P. C. Dave P. Dingal
My research focuses on the interplay between extrinsic and intrinsic signals that affect cell behavior by building cutting-edge molecular tools to measure and perturb such signals. Most molecular tools are being developed and function well in vitro. Current technologies are unable to measure signaling in its native context in vivo, mainly due to lack of signal amplification, slow kinetics, and incompatibility of reagents. I aim to develop and translate some of these tools in vivo to help solve issues of biomedical relevance.

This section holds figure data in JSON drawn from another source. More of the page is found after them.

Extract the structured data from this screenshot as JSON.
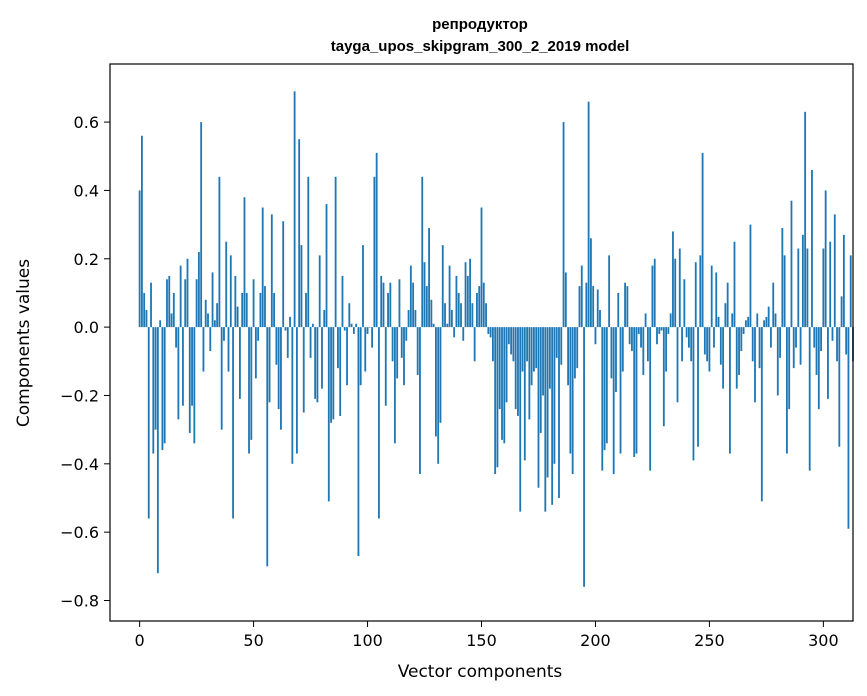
{
  "chart_data": {
    "type": "bar",
    "title": "репродуктор",
    "subtitle": "tayga_upos_skipgram_300_2_2019 model",
    "xlabel": "Vector components",
    "ylabel": "Components values",
    "xlim": [
      -13,
      313
    ],
    "ylim": [
      -0.86,
      0.77
    ],
    "x_ticks": [
      0,
      50,
      100,
      150,
      200,
      250,
      300
    ],
    "y_ticks": [
      0.6,
      0.4,
      0.2,
      0.0,
      -0.2,
      -0.4,
      -0.6,
      -0.8
    ],
    "y_tick_labels": [
      "0.6",
      "0.4",
      "0.2",
      "0.0",
      "−0.2",
      "−0.4",
      "−0.6",
      "−0.8"
    ],
    "grid": false,
    "bar_color": "#1f77b4",
    "values": [
      0.4,
      0.56,
      0.1,
      0.05,
      -0.56,
      0.13,
      -0.37,
      -0.3,
      -0.72,
      0.02,
      -0.36,
      -0.34,
      0.14,
      0.15,
      0.04,
      0.1,
      -0.06,
      -0.27,
      0.18,
      -0.23,
      0.14,
      0.2,
      -0.31,
      -0.23,
      -0.34,
      0.14,
      0.22,
      0.6,
      -0.13,
      0.08,
      0.04,
      -0.07,
      0.16,
      0.02,
      0.07,
      0.44,
      -0.3,
      -0.04,
      0.25,
      -0.13,
      0.21,
      -0.56,
      0.15,
      0.06,
      -0.21,
      0.1,
      0.38,
      0.1,
      -0.37,
      -0.33,
      0.14,
      -0.15,
      -0.04,
      0.1,
      0.35,
      0.12,
      -0.7,
      -0.22,
      0.33,
      0.1,
      -0.11,
      -0.24,
      -0.3,
      0.31,
      -0.01,
      -0.09,
      0.03,
      -0.4,
      0.69,
      -0.37,
      0.55,
      0.24,
      -0.25,
      0.1,
      0.44,
      -0.09,
      0.01,
      -0.21,
      -0.22,
      0.21,
      -0.18,
      0.05,
      0.36,
      -0.51,
      -0.28,
      -0.27,
      0.44,
      -0.12,
      -0.26,
      0.15,
      -0.01,
      -0.17,
      0.07,
      0.01,
      -0.02,
      0.01,
      -0.67,
      -0.17,
      0.24,
      -0.13,
      -0.02,
      0.0,
      -0.06,
      0.44,
      0.51,
      -0.56,
      0.15,
      0.13,
      -0.23,
      0.1,
      0.13,
      -0.1,
      -0.34,
      -0.15,
      0.14,
      -0.09,
      -0.17,
      -0.04,
      0.05,
      0.18,
      0.13,
      0.05,
      -0.14,
      -0.43,
      0.44,
      0.19,
      0.12,
      0.29,
      0.08,
      0.01,
      -0.32,
      -0.4,
      -0.28,
      0.24,
      0.07,
      0.01,
      0.18,
      0.05,
      -0.03,
      0.15,
      0.1,
      0.07,
      -0.04,
      0.19,
      0.15,
      0.2,
      0.07,
      -0.1,
      0.1,
      0.12,
      0.35,
      0.13,
      0.07,
      -0.02,
      -0.03,
      -0.1,
      -0.43,
      -0.41,
      -0.24,
      -0.33,
      -0.34,
      -0.22,
      -0.05,
      -0.08,
      -0.1,
      -0.24,
      -0.26,
      -0.54,
      -0.13,
      -0.39,
      -0.1,
      -0.27,
      -0.17,
      -0.13,
      -0.12,
      -0.47,
      -0.31,
      -0.2,
      -0.54,
      -0.44,
      -0.18,
      -0.52,
      -0.4,
      -0.09,
      -0.5,
      -0.11,
      0.6,
      0.16,
      -0.17,
      -0.37,
      -0.43,
      -0.15,
      -0.12,
      0.12,
      0.18,
      -0.76,
      0.13,
      0.66,
      0.26,
      0.12,
      -0.05,
      0.11,
      0.05,
      -0.42,
      -0.36,
      -0.34,
      0.21,
      -0.15,
      -0.43,
      -0.19,
      0.1,
      -0.37,
      -0.13,
      0.13,
      0.12,
      -0.05,
      -0.07,
      -0.38,
      -0.37,
      -0.02,
      -0.06,
      -0.14,
      0.04,
      -0.1,
      -0.42,
      0.18,
      0.2,
      -0.05,
      -0.02,
      -0.01,
      -0.29,
      -0.13,
      -0.02,
      0.04,
      0.28,
      0.2,
      -0.22,
      0.23,
      -0.1,
      0.14,
      -0.03,
      -0.06,
      -0.1,
      -0.39,
      0.19,
      -0.35,
      0.21,
      0.51,
      -0.08,
      -0.1,
      -0.13,
      0.18,
      -0.06,
      0.16,
      0.03,
      -0.11,
      -0.18,
      0.07,
      0.13,
      -0.37,
      0.04,
      0.25,
      -0.18,
      -0.14,
      -0.07,
      -0.02,
      0.02,
      0.03,
      0.3,
      -0.1,
      -0.22,
      0.04,
      -0.12,
      -0.51,
      0.02,
      0.03,
      0.06,
      -0.06,
      0.13,
      0.04,
      -0.2,
      -0.09,
      0.29,
      0.21,
      -0.37,
      -0.24,
      0.37,
      -0.12,
      -0.06,
      0.23,
      -0.11,
      0.27,
      0.63,
      0.23,
      -0.42,
      0.46,
      -0.06,
      -0.14,
      -0.24,
      -0.07,
      0.23,
      0.4,
      -0.21,
      0.25,
      -0.04,
      0.33,
      -0.1,
      -0.35,
      0.09,
      0.27,
      -0.08,
      -0.59,
      0.21,
      -0.1
    ]
  }
}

My graduate training combined biophysical and systems-biology approaches for the mechano-chemical control of adult human stem cells.With my engineering background, my postdoctoral fellowship at Stanford University focused on developing synthetic biological tools to measure signals that induce cell fate. I developed a versatile receptor-based tool called CRISPR ChaCha, which senses the immediate microenvironment and activate novel genomic expression programs via CRISPR-Cas9. At Harvard University, I created molecular tools that control the secretion and sensing of signals as they arise in the developing zebrafish embryo.
As an Assistant Professor at UT Dallas, my research laboratory is developing cutting-edge tools to measure and characterize signaling mechanisms in vivo. We are developing innovative uses of biological molecules in vivo, including CRISPR/Cas systems, synthetic proteases, and fluorescent probes to gain deeper insights into endogenous signal release and response in early embryos and in the brain.